それは83年の春。いつもの様にツバキハウスの帰り際に凄い話を聞いた。
以前、Re:minder にも書いた「淫力魔人のテーマ」(イギー&ザ・ストゥージズ)のイギー・ポップの来日が決まったという。ツバキハウスのスタッフにねだり、告知のポスターやチラシも持ち帰り、東京4公演のチケットを全日買った。
6月19日初日、2日目の中野サンプラザは当時の彼氏と行き、席も良かったので大興奮! ソロとストゥージズ時代の曲を織り交ぜたベスト選曲―― 演奏が始まると直ぐに着ていたTシャツを脱ぎ、割れた腹筋を見せながら上半身裸でステージ狭しと転げ回るイギー・ポップに圧倒された。
期待の3日目は、日本青年館ホール。この日の朝、彼氏と喧嘩した。彼は捨て台詞の様に「イギー・ポップには行かない!」とチケットを投げつけ、足早に何処かに消えた。

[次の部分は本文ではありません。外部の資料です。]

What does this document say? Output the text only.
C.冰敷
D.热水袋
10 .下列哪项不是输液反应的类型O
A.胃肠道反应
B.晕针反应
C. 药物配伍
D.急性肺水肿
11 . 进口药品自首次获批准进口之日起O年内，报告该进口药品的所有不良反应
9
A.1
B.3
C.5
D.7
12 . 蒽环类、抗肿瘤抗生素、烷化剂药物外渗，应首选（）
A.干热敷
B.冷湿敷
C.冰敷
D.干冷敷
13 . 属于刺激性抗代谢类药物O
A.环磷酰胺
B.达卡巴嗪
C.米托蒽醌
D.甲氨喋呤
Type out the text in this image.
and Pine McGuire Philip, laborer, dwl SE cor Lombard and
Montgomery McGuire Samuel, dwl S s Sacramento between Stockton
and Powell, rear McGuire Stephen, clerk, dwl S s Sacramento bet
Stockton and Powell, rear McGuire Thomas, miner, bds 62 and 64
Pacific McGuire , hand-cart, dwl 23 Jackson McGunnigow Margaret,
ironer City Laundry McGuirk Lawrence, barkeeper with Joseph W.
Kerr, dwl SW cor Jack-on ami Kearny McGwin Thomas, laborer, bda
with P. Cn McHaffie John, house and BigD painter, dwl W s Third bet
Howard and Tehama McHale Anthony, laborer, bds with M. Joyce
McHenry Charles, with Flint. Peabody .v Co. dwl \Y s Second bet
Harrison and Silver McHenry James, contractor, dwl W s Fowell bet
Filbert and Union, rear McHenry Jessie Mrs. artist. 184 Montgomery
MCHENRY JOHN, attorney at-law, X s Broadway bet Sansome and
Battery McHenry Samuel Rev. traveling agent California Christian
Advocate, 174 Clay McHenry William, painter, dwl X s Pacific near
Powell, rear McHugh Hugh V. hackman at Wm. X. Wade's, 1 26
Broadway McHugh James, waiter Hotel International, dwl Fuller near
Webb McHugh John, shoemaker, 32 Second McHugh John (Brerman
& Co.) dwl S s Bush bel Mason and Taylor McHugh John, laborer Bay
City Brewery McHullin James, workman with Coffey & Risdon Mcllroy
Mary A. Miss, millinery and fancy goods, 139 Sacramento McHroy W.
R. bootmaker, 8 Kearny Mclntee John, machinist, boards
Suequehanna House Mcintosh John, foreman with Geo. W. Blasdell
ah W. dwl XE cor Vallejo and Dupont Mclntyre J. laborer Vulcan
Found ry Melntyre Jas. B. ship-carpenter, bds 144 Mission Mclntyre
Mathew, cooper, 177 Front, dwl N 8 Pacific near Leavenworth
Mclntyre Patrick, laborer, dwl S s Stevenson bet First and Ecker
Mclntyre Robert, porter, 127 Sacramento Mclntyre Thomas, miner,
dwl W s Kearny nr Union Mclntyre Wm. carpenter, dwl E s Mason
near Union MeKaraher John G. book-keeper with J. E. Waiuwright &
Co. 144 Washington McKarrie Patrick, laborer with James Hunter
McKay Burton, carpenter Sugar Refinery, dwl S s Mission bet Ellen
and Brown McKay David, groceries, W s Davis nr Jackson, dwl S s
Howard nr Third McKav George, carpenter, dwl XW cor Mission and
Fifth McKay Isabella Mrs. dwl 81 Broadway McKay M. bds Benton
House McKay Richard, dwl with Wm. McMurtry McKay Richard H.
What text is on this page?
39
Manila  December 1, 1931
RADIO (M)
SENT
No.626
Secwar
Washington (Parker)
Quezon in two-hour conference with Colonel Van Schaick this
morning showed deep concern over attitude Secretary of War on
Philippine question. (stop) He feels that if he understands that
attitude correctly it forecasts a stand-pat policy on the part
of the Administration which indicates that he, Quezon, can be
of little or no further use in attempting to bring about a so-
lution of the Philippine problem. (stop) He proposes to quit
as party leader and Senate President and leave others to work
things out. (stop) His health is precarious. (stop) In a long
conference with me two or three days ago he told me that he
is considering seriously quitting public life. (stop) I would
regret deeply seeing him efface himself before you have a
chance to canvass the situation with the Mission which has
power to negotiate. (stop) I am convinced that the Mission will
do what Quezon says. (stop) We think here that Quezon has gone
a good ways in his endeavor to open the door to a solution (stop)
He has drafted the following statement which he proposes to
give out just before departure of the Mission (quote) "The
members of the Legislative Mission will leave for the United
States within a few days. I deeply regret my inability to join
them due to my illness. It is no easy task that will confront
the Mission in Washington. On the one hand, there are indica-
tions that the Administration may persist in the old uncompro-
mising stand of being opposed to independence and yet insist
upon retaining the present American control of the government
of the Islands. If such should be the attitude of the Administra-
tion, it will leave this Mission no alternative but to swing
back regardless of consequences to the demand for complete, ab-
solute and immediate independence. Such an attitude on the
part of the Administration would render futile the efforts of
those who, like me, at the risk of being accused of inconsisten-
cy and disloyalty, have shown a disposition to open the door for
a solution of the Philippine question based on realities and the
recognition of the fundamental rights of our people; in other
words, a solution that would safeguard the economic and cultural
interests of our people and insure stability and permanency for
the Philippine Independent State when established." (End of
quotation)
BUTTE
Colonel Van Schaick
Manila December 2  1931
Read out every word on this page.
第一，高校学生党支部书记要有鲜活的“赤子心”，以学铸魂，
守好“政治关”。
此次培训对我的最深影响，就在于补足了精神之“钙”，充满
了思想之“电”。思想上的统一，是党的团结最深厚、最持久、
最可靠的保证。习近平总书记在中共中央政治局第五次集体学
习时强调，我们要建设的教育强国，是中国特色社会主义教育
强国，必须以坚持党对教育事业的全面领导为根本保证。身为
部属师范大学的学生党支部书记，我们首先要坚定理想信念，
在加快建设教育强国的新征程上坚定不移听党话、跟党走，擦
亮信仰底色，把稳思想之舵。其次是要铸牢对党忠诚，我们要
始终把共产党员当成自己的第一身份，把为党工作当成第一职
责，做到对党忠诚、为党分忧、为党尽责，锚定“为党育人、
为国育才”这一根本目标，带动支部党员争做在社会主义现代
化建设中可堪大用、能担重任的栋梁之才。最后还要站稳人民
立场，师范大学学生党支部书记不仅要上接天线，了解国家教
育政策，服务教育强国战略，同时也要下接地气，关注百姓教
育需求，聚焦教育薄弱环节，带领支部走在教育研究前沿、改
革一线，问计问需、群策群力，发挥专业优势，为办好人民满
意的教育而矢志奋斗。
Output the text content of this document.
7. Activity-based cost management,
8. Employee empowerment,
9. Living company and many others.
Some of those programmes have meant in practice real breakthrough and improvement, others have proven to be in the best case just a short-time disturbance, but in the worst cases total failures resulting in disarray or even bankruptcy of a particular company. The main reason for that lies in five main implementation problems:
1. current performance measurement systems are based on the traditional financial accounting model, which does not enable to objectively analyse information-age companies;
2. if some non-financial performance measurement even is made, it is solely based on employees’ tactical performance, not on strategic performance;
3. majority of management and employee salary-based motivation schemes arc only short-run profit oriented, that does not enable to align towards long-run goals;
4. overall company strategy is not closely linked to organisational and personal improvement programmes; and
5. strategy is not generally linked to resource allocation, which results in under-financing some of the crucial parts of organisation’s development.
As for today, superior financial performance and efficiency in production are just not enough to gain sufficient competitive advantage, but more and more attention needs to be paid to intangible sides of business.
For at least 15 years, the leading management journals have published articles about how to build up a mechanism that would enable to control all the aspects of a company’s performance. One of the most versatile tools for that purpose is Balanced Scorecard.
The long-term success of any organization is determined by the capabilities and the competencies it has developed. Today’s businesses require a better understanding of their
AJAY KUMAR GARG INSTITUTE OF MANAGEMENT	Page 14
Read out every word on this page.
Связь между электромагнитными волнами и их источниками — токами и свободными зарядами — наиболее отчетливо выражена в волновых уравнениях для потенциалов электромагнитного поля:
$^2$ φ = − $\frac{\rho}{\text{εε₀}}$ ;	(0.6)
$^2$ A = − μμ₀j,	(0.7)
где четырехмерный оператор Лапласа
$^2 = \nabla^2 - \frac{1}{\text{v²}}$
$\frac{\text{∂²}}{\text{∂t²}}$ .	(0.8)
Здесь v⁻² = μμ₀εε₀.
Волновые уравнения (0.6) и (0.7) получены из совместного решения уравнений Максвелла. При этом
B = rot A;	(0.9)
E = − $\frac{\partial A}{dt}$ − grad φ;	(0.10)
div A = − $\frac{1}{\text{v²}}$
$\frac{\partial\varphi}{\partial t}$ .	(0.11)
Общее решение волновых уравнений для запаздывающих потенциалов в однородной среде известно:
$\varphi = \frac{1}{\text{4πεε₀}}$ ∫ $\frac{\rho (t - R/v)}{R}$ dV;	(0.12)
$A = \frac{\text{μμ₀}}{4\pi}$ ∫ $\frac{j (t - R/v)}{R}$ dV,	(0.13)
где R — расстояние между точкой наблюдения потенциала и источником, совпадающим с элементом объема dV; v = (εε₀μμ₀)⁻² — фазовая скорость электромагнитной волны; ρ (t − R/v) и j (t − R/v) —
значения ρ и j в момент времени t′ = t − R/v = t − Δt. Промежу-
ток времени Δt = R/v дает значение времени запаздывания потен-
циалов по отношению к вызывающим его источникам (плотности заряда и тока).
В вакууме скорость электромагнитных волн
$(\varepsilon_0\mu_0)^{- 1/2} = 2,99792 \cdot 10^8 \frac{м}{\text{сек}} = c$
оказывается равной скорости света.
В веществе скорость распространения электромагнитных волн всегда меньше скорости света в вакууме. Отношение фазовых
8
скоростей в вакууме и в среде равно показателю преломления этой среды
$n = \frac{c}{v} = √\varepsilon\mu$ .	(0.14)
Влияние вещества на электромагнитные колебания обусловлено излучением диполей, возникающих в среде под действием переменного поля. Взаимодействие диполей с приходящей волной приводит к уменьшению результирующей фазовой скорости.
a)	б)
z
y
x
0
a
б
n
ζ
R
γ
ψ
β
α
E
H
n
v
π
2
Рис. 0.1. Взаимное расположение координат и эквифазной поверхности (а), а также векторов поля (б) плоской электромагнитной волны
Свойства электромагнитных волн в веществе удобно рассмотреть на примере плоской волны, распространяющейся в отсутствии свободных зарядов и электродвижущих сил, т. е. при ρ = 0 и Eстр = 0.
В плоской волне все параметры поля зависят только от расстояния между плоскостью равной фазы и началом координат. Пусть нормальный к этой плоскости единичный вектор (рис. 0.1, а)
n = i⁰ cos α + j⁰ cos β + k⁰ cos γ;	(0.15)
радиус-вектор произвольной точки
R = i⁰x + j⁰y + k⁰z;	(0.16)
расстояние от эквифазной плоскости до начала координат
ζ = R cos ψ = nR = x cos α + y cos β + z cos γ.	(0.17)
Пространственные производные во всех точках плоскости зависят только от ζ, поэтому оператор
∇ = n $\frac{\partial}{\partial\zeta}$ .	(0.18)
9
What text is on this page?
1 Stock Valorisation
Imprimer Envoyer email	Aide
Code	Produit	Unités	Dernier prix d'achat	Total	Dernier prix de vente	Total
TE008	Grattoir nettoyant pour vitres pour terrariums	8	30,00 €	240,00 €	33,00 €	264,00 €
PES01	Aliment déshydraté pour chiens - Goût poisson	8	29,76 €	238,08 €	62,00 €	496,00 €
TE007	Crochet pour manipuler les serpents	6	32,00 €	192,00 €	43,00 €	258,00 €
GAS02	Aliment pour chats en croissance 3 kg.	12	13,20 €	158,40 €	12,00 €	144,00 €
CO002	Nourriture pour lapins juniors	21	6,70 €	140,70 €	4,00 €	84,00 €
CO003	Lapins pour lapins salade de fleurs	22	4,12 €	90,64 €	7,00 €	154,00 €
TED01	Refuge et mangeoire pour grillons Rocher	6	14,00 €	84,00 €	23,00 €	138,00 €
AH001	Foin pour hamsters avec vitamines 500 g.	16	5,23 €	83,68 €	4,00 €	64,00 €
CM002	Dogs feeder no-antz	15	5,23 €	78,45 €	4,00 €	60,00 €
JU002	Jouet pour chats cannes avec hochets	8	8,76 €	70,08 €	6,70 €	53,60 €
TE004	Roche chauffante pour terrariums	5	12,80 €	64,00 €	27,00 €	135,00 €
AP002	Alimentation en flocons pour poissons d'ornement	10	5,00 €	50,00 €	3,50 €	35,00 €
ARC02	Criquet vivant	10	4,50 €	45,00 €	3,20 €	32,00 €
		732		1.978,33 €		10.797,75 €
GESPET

知り合いに電話をかけまくったが皆急すぎて無理。ダフ屋に売るのも二束三文にしかならない後方の席種。イライラしながら行きつけのレコード屋に行くとそこのオーナーがひょんなことから店を早仕舞いして来てくれる事になった。
オーナーは何故か最寄り駅の千駄ヶ谷ではなくわさわざ代々木から歩いて行こうと言う。「20円安いから」との理由だった。店閉めてまで来てくれた年上の彼に逆らう事も出来ず代々木から歩いた…
オーナーは歩きながらひたすら私を褒めてた。明るいだの、沢山音楽を知ってるだの、幾つかのお世辞に混じり、こんなことを言い出した。
「レコード屋さんとか、自営業の男性って興味無いよね?」
正直、意味が分からない質問だったので「一国一城の王なんで、凄いと思います」と模範解答をしてみた。
彼は満面の笑みで「良かった! もし彼氏と別れたら嫁に来ませんか」
この人、一体何を言ってるんだろう?
私はどう返したら良いかを考えてたら、頭の中で新沼謙治の「嫁に来ないか」が鳴り出した。新宿御苑の木々の緑が匂い立ち外苑西の先にようやく神宮球場のライトが見えたので「あ! もうすぐですよ!」と話題を変えた。
一体何故、イギー・ポップのコンサートに向かうのに頭の中で新沼謙治の唄がループする羽目になるのか。朝から彼氏と喧嘩し、夕方は延々と歩いて「嫁に来ないか」のこの流れをイギー・ポップ観て、アゲるしかない!
期待通り3日目の日本青年館のイギー・ポップは最初から最後迄、私を踊らせ嫌な事も全て吹き飛ばしてくれた! もう「嫁に来ないか」は頭の中で聞こえない。
終演後、運良くオーナーの顧客さんらが数人話しかけて来た為、別れて歩き出そうとしたら、
「ロニー、ホープ軒で待ってて!」
ホープ軒と言えば、立ち食い豚骨系ラーメン屋だ。野郎しかいない立ち食いラーメン屋で待つ? そこでまた話題は嫁に来ないか?… 複雑な心境になった私は「じゃあゆっくり向かいます」とだけ言い、明治公園のベンチに座って考えてたら、段々イライラして来た。20円節約し延々と歩くのも、彼氏と別れたら嫁にしたいのも、立ち食いラーメン屋で待ってろも、全部変だ。私の意向は聞かず、全て自己都合じゃない!
その時だった―― 目の前にあるフェンス越しに車に乗り込むイギー・ポップが見えた。私は咄嗟に声の限り叫んだ!
「イギーーー!!」
神宮球場まで聞こえる位、大きな声だったと思う。その証拠にイギーはこちらを振り返った。私は無我夢中でフェンスを乗り越えて手を振りながら彼に向かって走った。当然、セキュリティ達が私を制止する。するとイギーが私より大きな声で「ドーント・タッチ・ハー! ストップ!」と言った。その声で私はセキュリティの制止から解放された。
イギーは私の目の前に来て「野蛮な事してごめんね。怪我は無い? 君は猫の様にフェンスを飛び超えて見事だったよ。明日来る? 明日ゆっくり話をしよう。今日は有難う」と挨拶のキスをして、固く握手すると車で去って行った。
その後、ホープ軒には行かなかった。最終公演のツバキハウスでイギーとゆっくり話す約束は果たされず、後に彼がファンをそのまま連れて帰り結婚したことを知る――
私にとってイギー・ポップは、いまだにフェンスを越える程の「淫力魔人」だ。